There is only one other woman’s Rotary club in America and that is in
Minneapolis."
"Mrs. Irene Buell is president of the
Duluth club; Dr. Sarah L. McClaran, Vice President; Dr. Mary Conrad, Secretary
and Treasurer; and Mrs. Jane Everington Scully, Chairman of the Membership
Committee."
"The club was established about a
year ago and it is said that others, modeled after it, are about to be formed in
other cities."
Who was Mrs. Irene Buell, president
of this first Duluth women’s Rotary club? A Duluth Herald article from
1910 states that she was the first woman attorney in Duluth. The door of office
419 in the Lonsdale building read "I. C. Buell, Attorney at Law".
Mrs. Buell came to Duluth in 1910
from the Twin Cities, where she graduated from the Minnesota school of law and
from the St. Paul law school. She was admitted to the Minnesota bar and
practiced law in the Twin Cities for four years. She was the only full time
woman attorney in the Twin Cities at that time. Three other women had passed the
Minnesota bar, but combined their profession with other work.
The reporter quoted Mrs.
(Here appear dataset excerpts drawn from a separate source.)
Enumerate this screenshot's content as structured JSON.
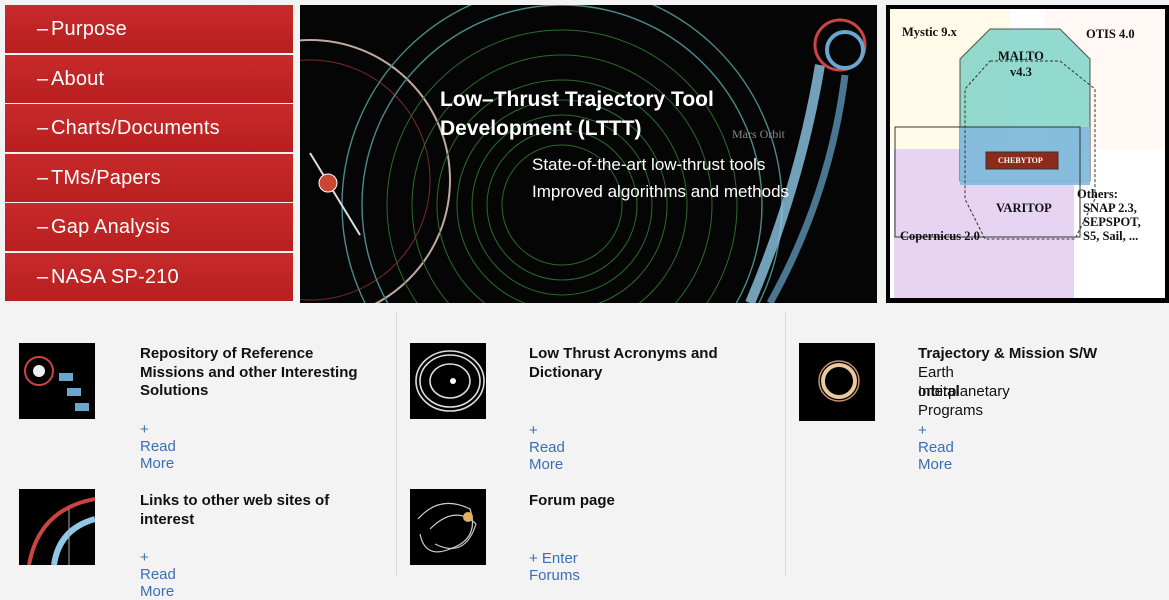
{
  "nav": {
    "items": [
      {
        "label": "Purpose"
      },
      {
        "label": "About"
      },
      {
        "label": "Charts/Documents"
      },
      {
        "label": "TMs/Papers"
      },
      {
        "label": "Gap Analysis"
      },
      {
        "label": "NASA SP-210"
      }
    ]
  },
  "hero": {
    "title": "Low–Thrust Trajectory Tool Development (LTTT)",
    "line1": "State-of-the-art low-thrust tools",
    "line2": "Improved algorithms and methods",
    "orbit_label": "Mars Orbit"
  },
  "diagram": {
    "mystic": "Mystic 9.x",
    "otis": "OTIS 4.0",
    "malto": "MALTO",
    "malto_version": "v4.3",
    "chebytop": "CHEBYTOP",
    "varitop": "VARITOP",
    "copernicus": "Copernicus 2.0",
    "others": "Others:",
    "others_1": "SNAP 2.3,",
    "others_2": "SEPSPOT,",
    "others_3": "S5, Sail, ..."
  },
  "cards": [
    {
      "title": "Repository of Reference Missions and other Interesting Solutions",
      "link": "+ Read More"
    },
    {
      "title": "Low Thrust Acronyms and Dictionary",
      "link": "+ Read More"
    },
    {
      "title": "Trajectory & Mission S/W",
      "sub1": "Earth orbital",
      "sub2": "Interplanetary Programs",
      "link": "+ Read More"
    },
    {
      "title": "Links to other web sites of interest",
      "link": "+ Read More"
    },
    {
      "title": "Forum page",
      "link": "+ Enter Forums"
    }
  ],
  "colors": {
    "nav_red": "#c22626",
    "link_blue": "#3b6fb4"
  }
}
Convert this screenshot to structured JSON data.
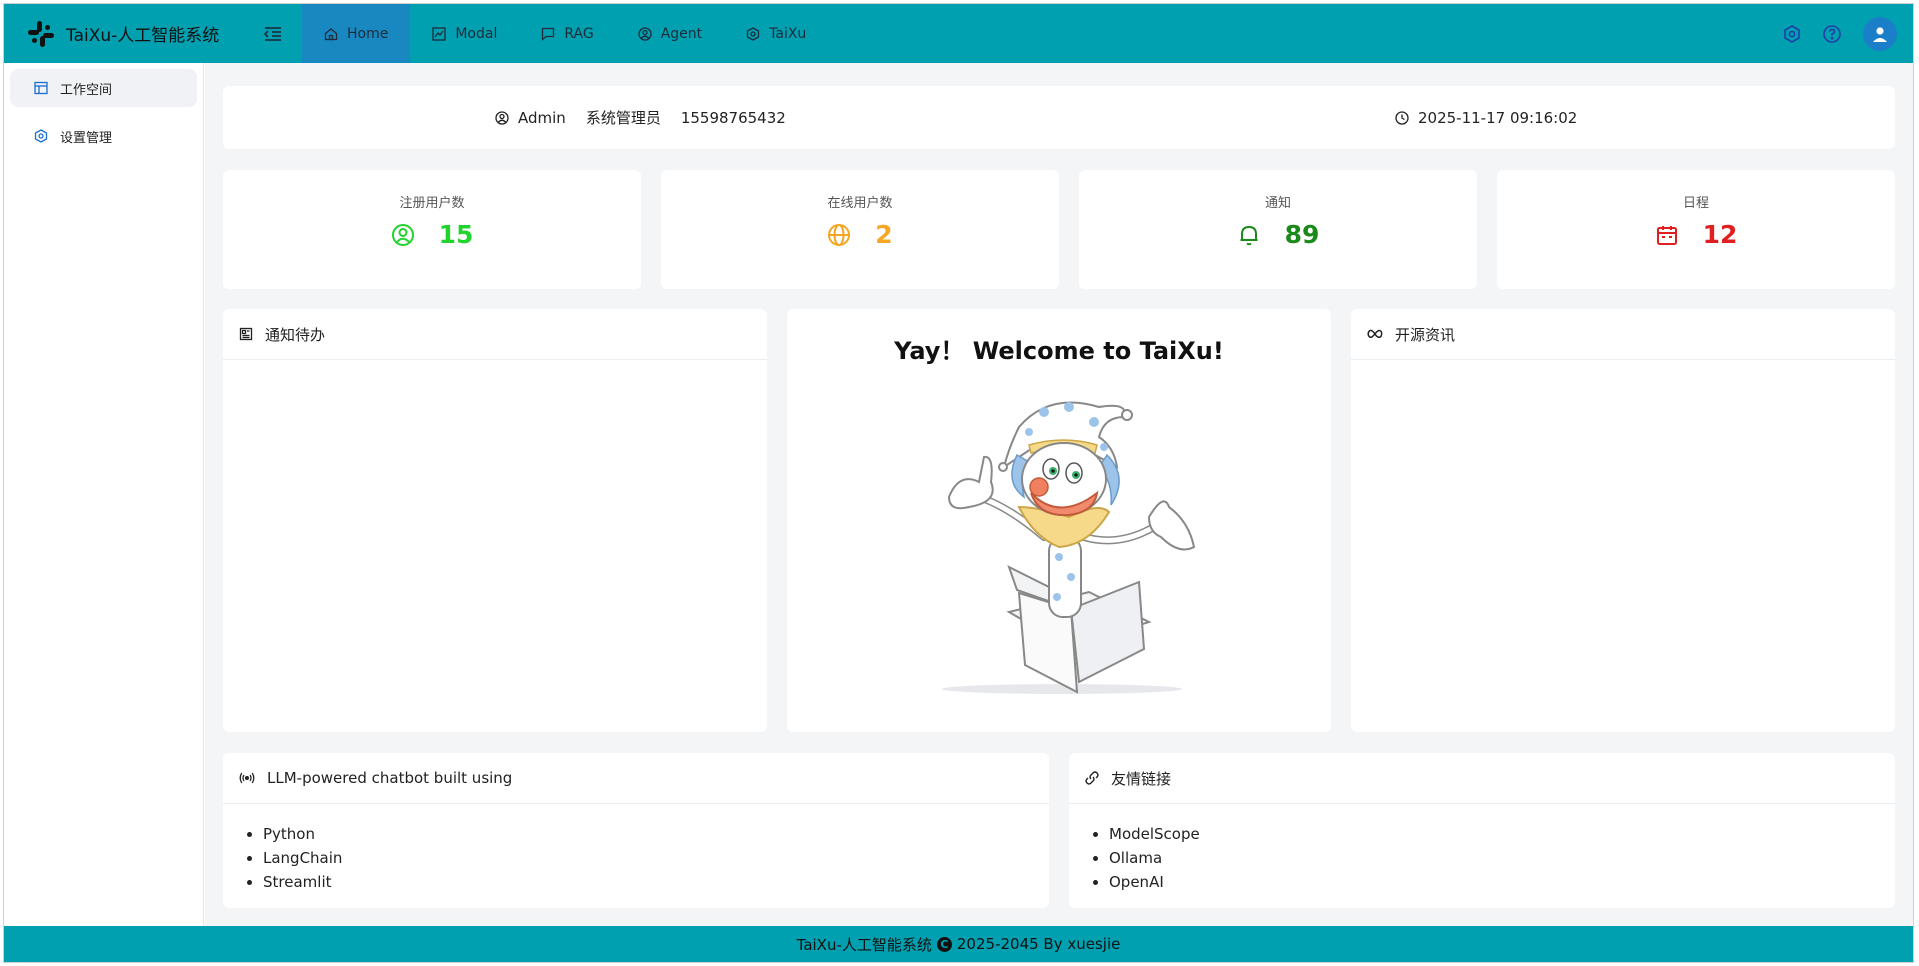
{
  "header": {
    "app_title": "TaiXu-人工智能系统",
    "nav": [
      {
        "label": "Home"
      },
      {
        "label": "Modal"
      },
      {
        "label": "RAG"
      },
      {
        "label": "Agent"
      },
      {
        "label": "TaiXu"
      }
    ],
    "icons": {
      "logo": "slack-logo-icon",
      "collapse": "menu-fold-icon",
      "settings": "settings-hex-icon",
      "help": "help-circle-icon",
      "avatar": "user-icon"
    }
  },
  "sidebar": {
    "items": [
      {
        "label": "工作空间",
        "icon": "layout-icon"
      },
      {
        "label": "设置管理",
        "icon": "settings-hex-icon"
      }
    ]
  },
  "info": {
    "username": "Admin",
    "role": "系统管理员",
    "phone": "15598765432",
    "datetime": "2025-11-17 09:16:02"
  },
  "stats": [
    {
      "label": "注册用户数",
      "value": "15",
      "color": "#22d32e",
      "icon": "user-circle-icon"
    },
    {
      "label": "在线用户数",
      "value": "2",
      "color": "#f5a623",
      "icon": "globe-icon"
    },
    {
      "label": "通知",
      "value": "89",
      "color": "#1a8a1a",
      "icon": "bell-icon"
    },
    {
      "label": "日程",
      "value": "12",
      "color": "#e02020",
      "icon": "calendar-icon"
    }
  ],
  "panels": {
    "todo_title": "通知待办",
    "welcome_title": "Yay！ Welcome to TaiXu!",
    "news_title": "开源资讯",
    "built_title": "LLM-powered chatbot built using",
    "built_items": [
      "Python",
      "LangChain",
      "Streamlit"
    ],
    "links_title": "友情链接",
    "links_items": [
      "ModelScope",
      "Ollama",
      "OpenAI"
    ]
  },
  "footer": {
    "left": "TaiXu-人工智能系统",
    "right": "2025-2045 By xuesjie"
  },
  "colors": {
    "header_bg": "#00a0b0",
    "nav_active": "#1a88c0",
    "footer_bg": "#00a0b0"
  }
}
Buell in the
1910 article. "There is a prejudice, of course, against women in the profession.
And in St. Paul it is very marked, in fact sometimes they’re not quite
courteous. I haven’t found it so thus far in my week long residence in Duluth.
Everyone has been quite delightful. And by the way I never saw, any place, so
many men remove their hats in elevators in which there are women nor so many who
hold the doors open for women. It’s unusual, I think. I thought at first it must
be some mistake, but it doesn’t seem to be."
Mrs. Buell’s father and brother were
lawyers, and she wanted to be a lawyer, too, ever since she was a child. She
told the reporter, "But I shouldn’t want my son to become one. The law is too
jealous a mistress. Graduation from a law school is the most positive
commencement in the real sense of the word that I know. Study is everlasting and
in the law you must not only know one thing but everything, if you would
represent your client well. It is a never ending grind. I think there is easier
work to be done."
With the talented Mrs. Buell as
president of Duluth’s first woman’s Rotary club, surely their future was
promising. What became of Mrs. Buell and the woman’s Rotary club of Duluth?
Hopefully, further research will give us the answers.